En modo proselitista, Alberto Fernández anunció que, si gana las elecciones, aumentaría un 20% las jubilaciones. Dijo que el gasto sería financiado “dejando de pagar intereses por las Leliq”. Los dichos generaron desconfianza en los mercados, ya que interpretaron que se trataba de un default del activo de absorción monetaria del Banco Central. Para Carlos Pagni, las definiciones del candidato del Frente de Todos tenían dos posibles objetivos: generar inestabilidad económica de cara a las PASO y aumentar el caudal de votos entre los jubilados, reacios a la fórmula que lleva a Cristina Kirchner como vice.

“Fernández dijo dos cosas: que mandaría al default la mayor cantidad de Leliq, lo que significaría una noticia de primera magnitud, una catástrofe, ya que habría una crisis con los depósitos de la gente y sería muy difícil hacer lo que él dice sin producir esa crisis bancaria. Y además dijo que está a favor de un dólar alto y que este está atrasado.

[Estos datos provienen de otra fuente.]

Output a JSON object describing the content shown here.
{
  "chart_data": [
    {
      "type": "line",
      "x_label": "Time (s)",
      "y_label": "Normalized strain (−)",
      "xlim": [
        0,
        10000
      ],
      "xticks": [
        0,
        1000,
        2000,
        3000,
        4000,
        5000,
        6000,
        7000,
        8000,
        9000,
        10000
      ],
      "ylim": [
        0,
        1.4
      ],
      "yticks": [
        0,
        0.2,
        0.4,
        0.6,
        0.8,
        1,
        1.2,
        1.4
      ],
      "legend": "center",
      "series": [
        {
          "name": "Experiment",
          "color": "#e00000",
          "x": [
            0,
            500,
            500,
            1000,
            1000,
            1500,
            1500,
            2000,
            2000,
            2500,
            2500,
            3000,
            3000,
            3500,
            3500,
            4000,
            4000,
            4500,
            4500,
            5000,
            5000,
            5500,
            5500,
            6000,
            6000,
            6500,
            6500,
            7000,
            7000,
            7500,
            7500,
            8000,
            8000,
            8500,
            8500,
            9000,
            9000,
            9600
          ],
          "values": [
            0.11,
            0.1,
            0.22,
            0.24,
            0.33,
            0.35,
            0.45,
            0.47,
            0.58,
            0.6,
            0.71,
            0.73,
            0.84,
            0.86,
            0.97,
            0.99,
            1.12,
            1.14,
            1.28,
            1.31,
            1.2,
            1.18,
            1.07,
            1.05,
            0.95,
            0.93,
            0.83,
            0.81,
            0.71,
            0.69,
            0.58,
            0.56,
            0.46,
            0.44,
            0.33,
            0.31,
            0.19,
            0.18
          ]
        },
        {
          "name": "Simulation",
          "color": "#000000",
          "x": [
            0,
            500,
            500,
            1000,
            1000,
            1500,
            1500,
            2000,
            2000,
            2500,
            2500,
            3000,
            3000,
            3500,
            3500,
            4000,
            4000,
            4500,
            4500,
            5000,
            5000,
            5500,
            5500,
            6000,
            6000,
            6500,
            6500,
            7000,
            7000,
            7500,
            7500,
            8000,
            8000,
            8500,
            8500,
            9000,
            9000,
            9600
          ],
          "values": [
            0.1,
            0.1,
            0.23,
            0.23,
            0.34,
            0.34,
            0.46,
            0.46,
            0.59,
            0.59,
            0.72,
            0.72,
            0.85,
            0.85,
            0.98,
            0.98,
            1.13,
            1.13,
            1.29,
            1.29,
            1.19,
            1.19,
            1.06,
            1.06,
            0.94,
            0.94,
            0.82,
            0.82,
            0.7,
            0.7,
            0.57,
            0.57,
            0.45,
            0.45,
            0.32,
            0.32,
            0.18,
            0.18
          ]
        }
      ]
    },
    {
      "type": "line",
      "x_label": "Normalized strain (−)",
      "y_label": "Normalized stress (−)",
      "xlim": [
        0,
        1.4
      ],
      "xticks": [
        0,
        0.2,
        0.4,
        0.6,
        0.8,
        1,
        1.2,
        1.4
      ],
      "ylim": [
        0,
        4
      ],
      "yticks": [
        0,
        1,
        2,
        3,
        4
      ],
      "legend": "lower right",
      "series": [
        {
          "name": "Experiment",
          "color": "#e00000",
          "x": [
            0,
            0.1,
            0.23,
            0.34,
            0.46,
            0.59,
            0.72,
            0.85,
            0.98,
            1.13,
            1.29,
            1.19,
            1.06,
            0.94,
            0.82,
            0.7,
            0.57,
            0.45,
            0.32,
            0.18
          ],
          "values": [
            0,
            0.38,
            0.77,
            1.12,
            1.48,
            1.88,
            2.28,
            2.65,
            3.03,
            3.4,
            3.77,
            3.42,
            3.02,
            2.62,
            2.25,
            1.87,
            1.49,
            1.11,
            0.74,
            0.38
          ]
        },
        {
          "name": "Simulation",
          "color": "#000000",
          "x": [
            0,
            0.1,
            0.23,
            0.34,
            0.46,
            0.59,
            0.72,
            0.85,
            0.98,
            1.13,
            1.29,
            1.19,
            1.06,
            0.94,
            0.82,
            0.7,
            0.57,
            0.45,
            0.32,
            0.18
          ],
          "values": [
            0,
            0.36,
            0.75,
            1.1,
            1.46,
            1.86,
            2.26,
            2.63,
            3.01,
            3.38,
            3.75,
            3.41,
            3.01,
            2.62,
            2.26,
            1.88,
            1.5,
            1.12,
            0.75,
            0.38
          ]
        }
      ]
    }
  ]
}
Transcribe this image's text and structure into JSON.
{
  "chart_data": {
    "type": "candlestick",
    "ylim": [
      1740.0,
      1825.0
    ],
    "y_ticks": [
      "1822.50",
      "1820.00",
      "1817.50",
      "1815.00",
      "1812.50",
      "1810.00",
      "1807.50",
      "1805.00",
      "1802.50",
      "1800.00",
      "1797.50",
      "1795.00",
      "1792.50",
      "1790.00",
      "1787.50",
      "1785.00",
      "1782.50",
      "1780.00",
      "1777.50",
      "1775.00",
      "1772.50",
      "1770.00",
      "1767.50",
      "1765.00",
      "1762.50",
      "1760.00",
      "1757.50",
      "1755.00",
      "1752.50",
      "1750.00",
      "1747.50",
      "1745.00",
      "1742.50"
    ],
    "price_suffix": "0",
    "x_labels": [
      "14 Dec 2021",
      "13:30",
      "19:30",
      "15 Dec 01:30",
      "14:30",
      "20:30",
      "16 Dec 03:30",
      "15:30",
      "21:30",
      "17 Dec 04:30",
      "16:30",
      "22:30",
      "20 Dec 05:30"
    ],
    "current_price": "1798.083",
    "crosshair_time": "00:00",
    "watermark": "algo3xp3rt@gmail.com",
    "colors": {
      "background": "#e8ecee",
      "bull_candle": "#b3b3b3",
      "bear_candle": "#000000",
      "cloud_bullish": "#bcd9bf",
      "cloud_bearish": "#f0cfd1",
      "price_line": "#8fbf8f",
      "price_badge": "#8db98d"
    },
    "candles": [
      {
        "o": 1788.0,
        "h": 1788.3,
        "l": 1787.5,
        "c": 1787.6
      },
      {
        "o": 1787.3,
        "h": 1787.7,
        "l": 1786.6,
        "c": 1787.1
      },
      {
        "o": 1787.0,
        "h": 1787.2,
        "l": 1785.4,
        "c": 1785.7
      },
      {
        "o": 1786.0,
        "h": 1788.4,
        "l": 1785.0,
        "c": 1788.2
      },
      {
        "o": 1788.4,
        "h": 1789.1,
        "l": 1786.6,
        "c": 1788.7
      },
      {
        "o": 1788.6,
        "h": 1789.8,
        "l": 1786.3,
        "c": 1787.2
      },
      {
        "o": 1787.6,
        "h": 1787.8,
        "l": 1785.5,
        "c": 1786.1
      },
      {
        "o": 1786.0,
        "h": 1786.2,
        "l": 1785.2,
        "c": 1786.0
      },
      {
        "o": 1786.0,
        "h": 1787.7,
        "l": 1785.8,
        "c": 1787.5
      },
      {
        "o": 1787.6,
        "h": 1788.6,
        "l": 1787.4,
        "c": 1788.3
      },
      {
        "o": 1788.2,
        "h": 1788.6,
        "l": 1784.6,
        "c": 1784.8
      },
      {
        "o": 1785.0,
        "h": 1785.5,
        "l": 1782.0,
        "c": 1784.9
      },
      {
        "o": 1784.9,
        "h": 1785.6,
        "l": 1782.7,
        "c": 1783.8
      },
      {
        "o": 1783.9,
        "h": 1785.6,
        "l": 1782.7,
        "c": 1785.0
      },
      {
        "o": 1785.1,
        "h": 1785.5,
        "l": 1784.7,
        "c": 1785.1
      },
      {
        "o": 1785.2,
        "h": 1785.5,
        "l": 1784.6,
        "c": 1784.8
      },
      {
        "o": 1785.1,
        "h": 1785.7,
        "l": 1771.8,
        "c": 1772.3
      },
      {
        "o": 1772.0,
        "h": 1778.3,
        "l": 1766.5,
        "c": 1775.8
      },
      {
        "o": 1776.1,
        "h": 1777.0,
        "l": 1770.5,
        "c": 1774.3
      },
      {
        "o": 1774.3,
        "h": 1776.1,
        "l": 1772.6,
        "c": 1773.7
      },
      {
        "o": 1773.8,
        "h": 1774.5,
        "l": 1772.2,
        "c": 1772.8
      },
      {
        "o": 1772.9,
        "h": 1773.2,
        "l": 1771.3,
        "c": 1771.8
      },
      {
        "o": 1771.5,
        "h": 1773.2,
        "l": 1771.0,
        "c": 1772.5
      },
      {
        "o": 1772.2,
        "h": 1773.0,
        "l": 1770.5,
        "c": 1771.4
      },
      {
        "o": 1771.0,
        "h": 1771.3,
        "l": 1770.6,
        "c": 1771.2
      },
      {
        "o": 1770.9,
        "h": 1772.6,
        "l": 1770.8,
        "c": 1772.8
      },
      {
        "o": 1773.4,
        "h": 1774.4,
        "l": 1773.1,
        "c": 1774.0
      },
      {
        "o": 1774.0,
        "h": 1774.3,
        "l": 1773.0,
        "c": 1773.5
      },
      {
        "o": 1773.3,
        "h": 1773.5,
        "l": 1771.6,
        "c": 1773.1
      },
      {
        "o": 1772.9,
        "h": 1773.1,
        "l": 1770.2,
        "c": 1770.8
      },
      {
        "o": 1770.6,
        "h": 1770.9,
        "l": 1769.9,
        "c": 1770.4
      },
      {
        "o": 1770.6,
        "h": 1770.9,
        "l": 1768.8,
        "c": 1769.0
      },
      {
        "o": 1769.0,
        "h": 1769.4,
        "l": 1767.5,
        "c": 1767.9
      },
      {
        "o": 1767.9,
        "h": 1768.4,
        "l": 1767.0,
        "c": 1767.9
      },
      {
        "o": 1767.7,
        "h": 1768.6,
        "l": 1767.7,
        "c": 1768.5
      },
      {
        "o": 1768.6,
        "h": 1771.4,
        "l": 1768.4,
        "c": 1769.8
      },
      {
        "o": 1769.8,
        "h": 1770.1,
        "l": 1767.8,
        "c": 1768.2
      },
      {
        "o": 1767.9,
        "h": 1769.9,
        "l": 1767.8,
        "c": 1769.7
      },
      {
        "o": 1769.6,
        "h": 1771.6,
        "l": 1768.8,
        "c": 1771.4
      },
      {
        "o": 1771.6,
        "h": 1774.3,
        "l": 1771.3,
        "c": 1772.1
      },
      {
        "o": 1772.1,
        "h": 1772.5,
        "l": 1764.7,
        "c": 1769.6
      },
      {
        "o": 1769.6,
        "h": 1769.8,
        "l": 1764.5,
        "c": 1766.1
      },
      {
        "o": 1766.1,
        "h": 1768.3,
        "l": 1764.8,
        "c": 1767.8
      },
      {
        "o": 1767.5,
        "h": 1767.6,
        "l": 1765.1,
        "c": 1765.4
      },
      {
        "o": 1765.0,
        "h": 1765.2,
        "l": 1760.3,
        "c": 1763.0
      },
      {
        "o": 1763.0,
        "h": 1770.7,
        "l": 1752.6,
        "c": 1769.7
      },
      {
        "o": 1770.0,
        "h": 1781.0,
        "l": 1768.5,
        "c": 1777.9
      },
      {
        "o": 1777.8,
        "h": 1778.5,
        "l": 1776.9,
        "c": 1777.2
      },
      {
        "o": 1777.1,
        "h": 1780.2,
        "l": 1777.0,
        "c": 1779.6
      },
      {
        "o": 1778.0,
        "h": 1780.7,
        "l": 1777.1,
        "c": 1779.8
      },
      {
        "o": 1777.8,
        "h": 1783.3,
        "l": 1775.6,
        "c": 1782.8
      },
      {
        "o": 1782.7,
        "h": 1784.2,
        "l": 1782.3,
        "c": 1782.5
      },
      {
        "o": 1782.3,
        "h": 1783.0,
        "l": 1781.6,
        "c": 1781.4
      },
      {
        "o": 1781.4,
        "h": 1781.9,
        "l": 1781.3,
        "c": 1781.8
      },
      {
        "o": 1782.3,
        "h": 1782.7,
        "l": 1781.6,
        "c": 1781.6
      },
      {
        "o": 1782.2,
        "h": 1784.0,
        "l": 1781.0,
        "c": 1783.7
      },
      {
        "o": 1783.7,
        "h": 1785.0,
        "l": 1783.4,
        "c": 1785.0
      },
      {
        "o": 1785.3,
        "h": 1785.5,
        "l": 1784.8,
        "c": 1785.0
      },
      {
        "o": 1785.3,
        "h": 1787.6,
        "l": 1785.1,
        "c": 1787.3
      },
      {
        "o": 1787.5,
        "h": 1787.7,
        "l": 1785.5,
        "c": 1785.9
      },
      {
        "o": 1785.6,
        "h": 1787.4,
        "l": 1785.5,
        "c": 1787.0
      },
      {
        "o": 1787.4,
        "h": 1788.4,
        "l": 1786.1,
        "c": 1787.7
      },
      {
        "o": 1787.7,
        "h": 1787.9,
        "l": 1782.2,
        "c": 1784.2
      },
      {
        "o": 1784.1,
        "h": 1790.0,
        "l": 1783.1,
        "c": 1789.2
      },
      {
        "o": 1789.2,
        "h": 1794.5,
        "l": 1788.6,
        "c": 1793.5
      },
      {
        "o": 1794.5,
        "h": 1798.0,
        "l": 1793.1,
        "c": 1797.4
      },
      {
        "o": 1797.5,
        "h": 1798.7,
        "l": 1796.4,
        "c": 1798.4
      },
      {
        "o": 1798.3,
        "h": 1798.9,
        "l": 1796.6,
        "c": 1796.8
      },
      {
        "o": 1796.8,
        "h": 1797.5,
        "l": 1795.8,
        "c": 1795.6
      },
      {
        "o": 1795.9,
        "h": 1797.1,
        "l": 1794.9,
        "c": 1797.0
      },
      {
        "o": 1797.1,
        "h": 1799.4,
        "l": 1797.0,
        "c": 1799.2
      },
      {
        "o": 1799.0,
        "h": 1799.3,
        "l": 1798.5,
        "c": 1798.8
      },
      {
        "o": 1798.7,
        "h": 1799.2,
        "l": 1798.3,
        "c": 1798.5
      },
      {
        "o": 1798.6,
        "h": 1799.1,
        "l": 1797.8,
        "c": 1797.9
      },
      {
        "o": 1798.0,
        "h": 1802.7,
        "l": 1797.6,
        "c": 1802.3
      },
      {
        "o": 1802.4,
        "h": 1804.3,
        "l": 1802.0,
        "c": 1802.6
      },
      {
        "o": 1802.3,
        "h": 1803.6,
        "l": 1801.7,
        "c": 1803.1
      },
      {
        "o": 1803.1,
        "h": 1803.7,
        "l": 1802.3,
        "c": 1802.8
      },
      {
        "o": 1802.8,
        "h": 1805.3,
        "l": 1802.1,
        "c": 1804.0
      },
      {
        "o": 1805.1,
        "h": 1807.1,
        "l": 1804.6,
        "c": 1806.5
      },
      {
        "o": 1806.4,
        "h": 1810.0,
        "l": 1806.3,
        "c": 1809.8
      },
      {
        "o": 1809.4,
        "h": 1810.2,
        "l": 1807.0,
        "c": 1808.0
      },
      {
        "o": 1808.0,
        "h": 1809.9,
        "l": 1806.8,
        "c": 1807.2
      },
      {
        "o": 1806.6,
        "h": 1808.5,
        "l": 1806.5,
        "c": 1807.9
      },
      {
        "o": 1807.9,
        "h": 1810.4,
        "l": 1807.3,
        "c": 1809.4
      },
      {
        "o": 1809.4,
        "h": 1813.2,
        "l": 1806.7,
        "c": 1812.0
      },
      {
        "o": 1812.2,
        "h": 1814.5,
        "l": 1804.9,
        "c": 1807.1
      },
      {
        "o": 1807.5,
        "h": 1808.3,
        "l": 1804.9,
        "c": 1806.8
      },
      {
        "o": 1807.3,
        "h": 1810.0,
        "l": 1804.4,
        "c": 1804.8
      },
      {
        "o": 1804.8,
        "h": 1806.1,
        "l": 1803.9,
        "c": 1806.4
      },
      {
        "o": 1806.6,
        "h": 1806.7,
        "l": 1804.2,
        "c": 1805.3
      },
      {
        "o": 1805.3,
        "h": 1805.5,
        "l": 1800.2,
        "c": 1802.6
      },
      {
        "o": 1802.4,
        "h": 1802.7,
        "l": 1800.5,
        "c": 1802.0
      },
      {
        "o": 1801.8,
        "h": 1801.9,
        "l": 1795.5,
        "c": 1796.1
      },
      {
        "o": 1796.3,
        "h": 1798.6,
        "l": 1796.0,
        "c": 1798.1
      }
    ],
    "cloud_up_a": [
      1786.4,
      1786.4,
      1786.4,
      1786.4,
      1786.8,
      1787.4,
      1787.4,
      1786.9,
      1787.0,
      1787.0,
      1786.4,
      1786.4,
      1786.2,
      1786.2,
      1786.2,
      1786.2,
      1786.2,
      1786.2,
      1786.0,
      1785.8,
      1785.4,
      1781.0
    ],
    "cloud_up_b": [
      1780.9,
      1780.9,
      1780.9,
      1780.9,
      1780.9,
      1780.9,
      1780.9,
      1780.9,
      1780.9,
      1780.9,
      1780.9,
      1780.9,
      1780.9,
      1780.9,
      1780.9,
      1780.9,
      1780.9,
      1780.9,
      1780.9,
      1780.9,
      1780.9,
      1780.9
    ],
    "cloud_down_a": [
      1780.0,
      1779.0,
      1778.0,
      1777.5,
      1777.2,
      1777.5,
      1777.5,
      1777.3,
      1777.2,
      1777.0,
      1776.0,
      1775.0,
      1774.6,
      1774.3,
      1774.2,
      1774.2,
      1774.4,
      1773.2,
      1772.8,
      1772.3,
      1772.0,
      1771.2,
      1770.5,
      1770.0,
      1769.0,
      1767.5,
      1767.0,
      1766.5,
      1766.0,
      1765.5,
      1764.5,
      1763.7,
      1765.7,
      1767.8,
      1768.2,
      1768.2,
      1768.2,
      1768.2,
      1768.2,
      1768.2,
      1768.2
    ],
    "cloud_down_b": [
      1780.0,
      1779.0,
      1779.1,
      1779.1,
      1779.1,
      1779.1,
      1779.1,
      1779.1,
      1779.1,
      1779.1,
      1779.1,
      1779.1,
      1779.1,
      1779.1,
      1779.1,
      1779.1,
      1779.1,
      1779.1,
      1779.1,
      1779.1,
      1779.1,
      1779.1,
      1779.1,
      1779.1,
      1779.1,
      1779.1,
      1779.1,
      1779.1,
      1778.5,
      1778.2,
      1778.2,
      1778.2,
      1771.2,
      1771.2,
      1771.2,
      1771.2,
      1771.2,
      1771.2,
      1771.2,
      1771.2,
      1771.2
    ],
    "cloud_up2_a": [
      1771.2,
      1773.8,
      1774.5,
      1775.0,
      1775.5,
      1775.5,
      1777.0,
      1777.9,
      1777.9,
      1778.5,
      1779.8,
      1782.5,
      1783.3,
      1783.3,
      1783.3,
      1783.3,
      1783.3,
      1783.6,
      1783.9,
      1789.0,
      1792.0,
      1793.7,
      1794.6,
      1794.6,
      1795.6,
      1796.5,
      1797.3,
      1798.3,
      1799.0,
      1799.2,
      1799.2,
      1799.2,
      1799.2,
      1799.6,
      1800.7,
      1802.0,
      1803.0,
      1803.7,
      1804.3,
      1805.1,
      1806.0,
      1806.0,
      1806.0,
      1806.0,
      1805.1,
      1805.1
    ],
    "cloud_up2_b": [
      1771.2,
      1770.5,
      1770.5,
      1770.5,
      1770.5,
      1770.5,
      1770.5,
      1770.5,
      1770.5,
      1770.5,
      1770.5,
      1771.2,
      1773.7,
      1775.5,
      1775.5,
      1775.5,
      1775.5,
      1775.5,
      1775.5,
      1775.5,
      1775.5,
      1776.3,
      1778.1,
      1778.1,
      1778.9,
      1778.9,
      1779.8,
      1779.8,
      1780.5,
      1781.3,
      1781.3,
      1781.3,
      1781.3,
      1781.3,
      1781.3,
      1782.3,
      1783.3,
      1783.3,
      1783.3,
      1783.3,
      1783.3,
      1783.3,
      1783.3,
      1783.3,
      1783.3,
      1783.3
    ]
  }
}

Más allá de que el diagnóstico sea cierto, lo interesante es que parecería que tiene intenciones de producir un efecto en el mercado de cambios”, deslizó Pagni.

Para el editorialista, lo “curioso” fue que “el mercado no reaccionó como tendría que haber reaccionado si creyera en que las propuestas de Alberto Fernández se van a implementar en la realidad”. “Daría la impresión de que estos mercados interpretaron estas amenazas económicas como un signo de su fragilidad y como una especie de manotazo de ahogado en vistas de que las encuestas no le estarían dando tan bien como él esperaba”, advirtió.

El columnista sostuvo que las intenciones de Alberto Fernández con estas ideas económicas era “generar un clima adverso” para el Gobierno, pero las insinuaciones del candidato “muestran una evidencia: que el experimento que montó Cristina no funciona como ella estaba pensando”.